Washington – Senate Democrats on Thursday angrily accused the Bush administration of mounting a public relations campaign to defend the National Security Agency’s domestic surveillance program while withholding details of the secret eavesdropping from congressional oversight committees.
An annual hearing on national security threats, led for the first time by John Negroponte, the director of national intelligence, was overtaken by harsh partisan debate about the program. In response to the Democrats’ complaints, Republicans and the administration’s top intelligence officials said the real problem was leaks about NSA eavesdropping and other classified matters.
Sen. Jay Rockefeller of West Virginia, the top Democrat on the Senate Intelligence Committee, compared the administration’s disclosures of limited information about the NSA program to what he described as a similarly misleading use of intelligence before the war in Iraq.
“I am deeply troubled by what I see as the administration’s continued effort to selectively release intelligence information that supports its policy or political agenda while withholding equally pertinent information that does not do that,” Rockefeller said.
Sen. Carl Levin of Michigan suggested that the administration’s public accounts of the NSA program were contradictory, noting that President Bush had described NSA’s interception, without court warrants, of “a few” messages, while Michael Chertoff, the homeland security secretary, had referred to “thousands” of messages.
In a statement issued later Thursday, the committee’s Republican chairman, Sen. Pat Roberts of Kansas, lambasted Rockefeller and other Democrats for derailing the discussion about security threats with their concerns about the NSA program.
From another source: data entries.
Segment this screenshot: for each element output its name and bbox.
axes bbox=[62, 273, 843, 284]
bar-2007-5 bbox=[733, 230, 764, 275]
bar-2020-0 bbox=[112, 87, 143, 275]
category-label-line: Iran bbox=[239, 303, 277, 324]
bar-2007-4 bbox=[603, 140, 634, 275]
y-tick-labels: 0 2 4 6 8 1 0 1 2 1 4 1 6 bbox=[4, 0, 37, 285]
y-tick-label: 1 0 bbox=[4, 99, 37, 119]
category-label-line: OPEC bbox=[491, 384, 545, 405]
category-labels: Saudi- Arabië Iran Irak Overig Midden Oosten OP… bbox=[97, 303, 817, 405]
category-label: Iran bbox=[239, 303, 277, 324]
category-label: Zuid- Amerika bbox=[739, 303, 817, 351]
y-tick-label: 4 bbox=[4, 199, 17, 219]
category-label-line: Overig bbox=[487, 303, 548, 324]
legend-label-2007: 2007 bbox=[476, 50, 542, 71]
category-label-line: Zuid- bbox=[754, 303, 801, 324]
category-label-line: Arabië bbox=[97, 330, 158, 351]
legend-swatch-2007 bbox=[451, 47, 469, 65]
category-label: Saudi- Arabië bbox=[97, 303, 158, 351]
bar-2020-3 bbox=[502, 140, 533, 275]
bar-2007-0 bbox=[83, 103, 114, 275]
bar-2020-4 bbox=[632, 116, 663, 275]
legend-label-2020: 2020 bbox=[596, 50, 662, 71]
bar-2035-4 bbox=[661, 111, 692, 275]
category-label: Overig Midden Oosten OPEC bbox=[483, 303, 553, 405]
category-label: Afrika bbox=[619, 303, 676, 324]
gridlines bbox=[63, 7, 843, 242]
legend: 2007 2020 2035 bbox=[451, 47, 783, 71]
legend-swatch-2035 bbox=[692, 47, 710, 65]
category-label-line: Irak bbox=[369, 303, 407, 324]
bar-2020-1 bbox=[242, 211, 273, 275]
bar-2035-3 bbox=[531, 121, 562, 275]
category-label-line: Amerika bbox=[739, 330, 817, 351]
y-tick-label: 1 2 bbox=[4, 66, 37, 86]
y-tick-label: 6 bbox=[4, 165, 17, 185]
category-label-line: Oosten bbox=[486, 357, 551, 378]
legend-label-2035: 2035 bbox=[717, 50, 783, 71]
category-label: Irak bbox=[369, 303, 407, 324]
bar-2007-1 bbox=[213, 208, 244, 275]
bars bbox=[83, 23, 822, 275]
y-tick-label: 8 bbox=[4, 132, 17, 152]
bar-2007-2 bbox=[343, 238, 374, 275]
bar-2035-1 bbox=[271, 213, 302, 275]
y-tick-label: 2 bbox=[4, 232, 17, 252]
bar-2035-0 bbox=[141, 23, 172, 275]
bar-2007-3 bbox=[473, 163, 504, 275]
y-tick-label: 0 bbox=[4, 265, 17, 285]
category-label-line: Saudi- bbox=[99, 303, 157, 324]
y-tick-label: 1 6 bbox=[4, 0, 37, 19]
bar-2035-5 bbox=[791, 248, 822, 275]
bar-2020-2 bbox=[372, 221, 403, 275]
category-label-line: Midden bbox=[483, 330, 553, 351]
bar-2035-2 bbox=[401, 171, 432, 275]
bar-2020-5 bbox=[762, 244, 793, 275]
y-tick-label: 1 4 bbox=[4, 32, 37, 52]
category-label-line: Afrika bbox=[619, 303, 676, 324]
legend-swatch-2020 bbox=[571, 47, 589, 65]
“I am concerned that some of my Democrat colleagues used this unique public forum to make clear that they believe the gravest threat we face is not Osama bin Ladin and al-Qaeda, but rather the president of the United States,” Roberts said. “There is no doubt in my mind there are marching orders to the minority members of this committee to question and attack, at every opportunity, the president, the vice president, the secretary of state, attorney general and now members of our intelligence agencies.”
At the four-hour hearing, Negroponte and other senior intelligence officials made clear that the decision to limit briefings on the NSA program to just eight members of Congress – the leaders of the Senate and House and the heads of the intelligence committees from both parties – had been made by Bush and Vice President Dick Cheney. He also objected to the Democrats’ characterization of the program.
“This was not about domestic surveillance,” Negroponte said. “It was about dealing with the terrorist threat in the most agile and effective way possible.”
While the Senate Judiciary Committee has scheduled a public hearing next week to explore legal issues surrounding the NSA program, the entire Senate intelligence committee has not yet been briefed on the program.
Roberts tried to head off the Democratic attack by announcing that the committee will be briefed in closed session on the NSA program Feb. 9 by Attorney General Alberto Gonzales and Gen. Michael Hayden, principal deputy director of national intelligence. In addition, he said, the committee will hold a closed business session Feb. 16 to discuss whether to hold further hearings or open an inquiry into the NSA program, as Rockefeller has urged.
Roberts and other Republicans said that the most serious issue was the unauthorized leak of sensitive information on intelligence.
Porter Goss, the CIA director, concurred, asserting that leaks have done “very severe” damage to national security and declared that the leakers will be found.
“I’ve called in the FBI, the Department of Justice,” Goss said. “It is my aim and it is my hope that we will witness a grand jury investigation with reporters present, being asked to reveal who is leaking this information.”
In one pointed exchange, Sen. Russell Feingold, D-Wis., asked Negroponte whether there were any other “intelligence collection” programs that had not been revealed to the full intelligence committees.
The intelligence chief hesitated, then replied: “Senator, I don’t know if I can comment on that in open session.”